Thought Leadership
Following extortion attempts by the Coinbase Cartel, Grafana Labs has confirmed a cyberattack on its GitHub environment and the theft of source code.
US software provider Grafana Labs has officially confirmed a security incident affecting its development infrastructure. According to the company, an as yet not fully identified threat group managed to infiltrate its protected GitHub environment. Access was enabled by a compromised API token that granted the attackers broad read-only permissions. The provider of open-source visualization and analytics software stated that the attackers deliberately used this access to download the entire codebase of the software project. The incident became public after the company appeared on a darknet extortion website.
Cyberattack: Ransom Demand Issued
Immediately after discovering the unauthorized activity, Grafana Labs launched a forensic investigation to determine the full scope of the data exfiltration. In an initial incident statement, the company emphasized that, based on current findings, no personal data or confidential customer information was affected by the theft. Since the compromised environment was strictly separated from operational production systems, there is also no indication that customer systems or the ongoing operation of Grafana services were impacted or altered by the incident. As an immediate response, all affected credentials and tokens were revoked, and additional security barriers were implemented to protect the GitHub repositories from further unauthorized access.

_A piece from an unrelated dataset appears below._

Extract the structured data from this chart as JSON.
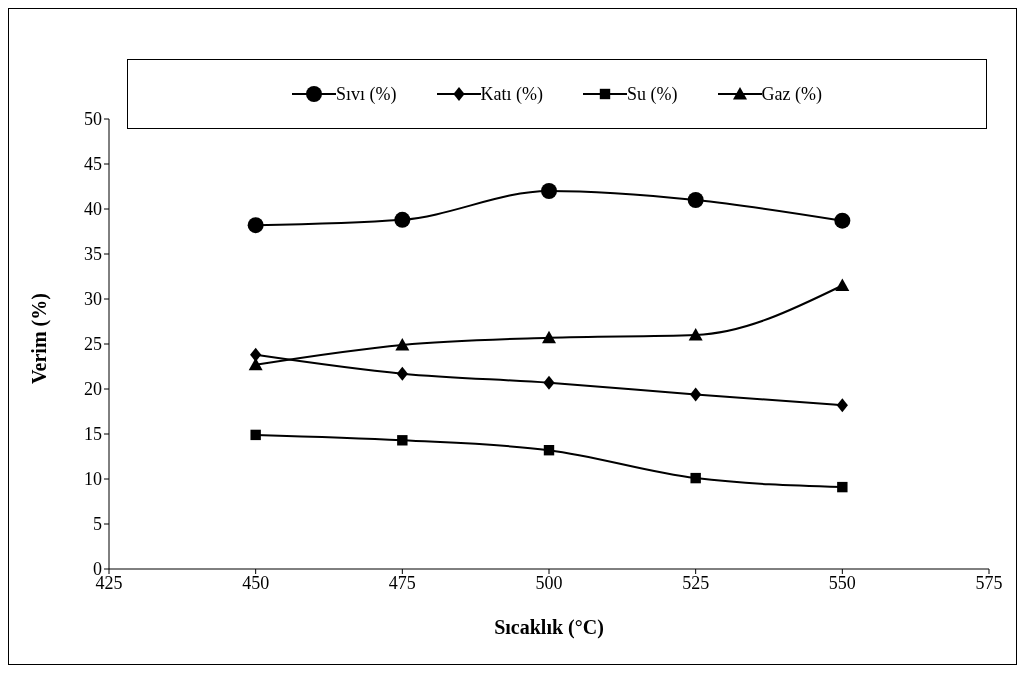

Following the data theft, the attackers attempted to extort the company financially. They demanded a ransom payment and threatened to publish the stolen source code online if their demands were not met. However, in a public statement on LinkedIn, Grafana Labs management clarified that the company had decided to refuse all ransom payments. The company justified this decision by referring to official guidance from the Federal Bureau of Investigation (FBI). The federal agency regularly warns organizations against paying ransoms to cybercriminals, as such payments provide no guarantee that stolen data will remain secure or unpublished while simultaneously creating financial incentives for future attacks.
Links to Established Cybercriminal Networks
Responsibility for the cyberattack has been attributed to a group operating under the name Coinbase Cartel. The gang listed Grafana Labs on its darknet leak website and threatened to cause the company “more damage than imaginable.” Coinbase Cartel differs from traditional ransomware groups in its operational methods. Active since September 2025, the group completely avoids the use of file-encrypting malware. Instead, its business model focuses entirely on the theft of sensitive corporate data followed by pure data extortion. According to the group’s darknet platform, 105 organizations are currently listed as victims of successful breaches and subsequent extortion attempts. IT security experts stress that the group has no connection to the well-known cryptocurrency exchange Coinbase.
Analyses by cybersecurity firms indicate that Coinbase Cartel maintains close personnel and technological ties to more established cybercriminal actors. Experts view the group as either a direct offshoot or a close affiliate of networks such as ShinyHunters, Scattered Spider and Lapsus$. These criminal collectives have reportedly cooperated closely since mid-2025, with some indicators even suggesting collaboration dating back to 2024. The alliance has been conducting a large-scale campaign focused on the theft of intellectual property for months. Breaches and extortion attempts targeting well-known technology and service companies such as Instructure, Vimeo, Wynn Resorts, Vercel and Medtronic have previously been claimed under the established ShinyHunters brand.
The theft of Grafana Labs’ codebase is considered particularly serious because the company’s visualization tools play a central role in modern IT infrastructure monitoring. Around 25 million users worldwide rely on the company’s open-source web applications. Among its more than 7,000 commercial customers are global technology companies such as Microsoft, Nvidia, Salesforce, Bloomberg and AI startup Anthropic. The stolen source code contains the core logic for monitoring dashboards and data analytics processes. Grafana Labs announced that, once the ongoing forensic investigation has been completed, it will publish a detailed post-incident review in order to transparently share the lessons learned with the security community.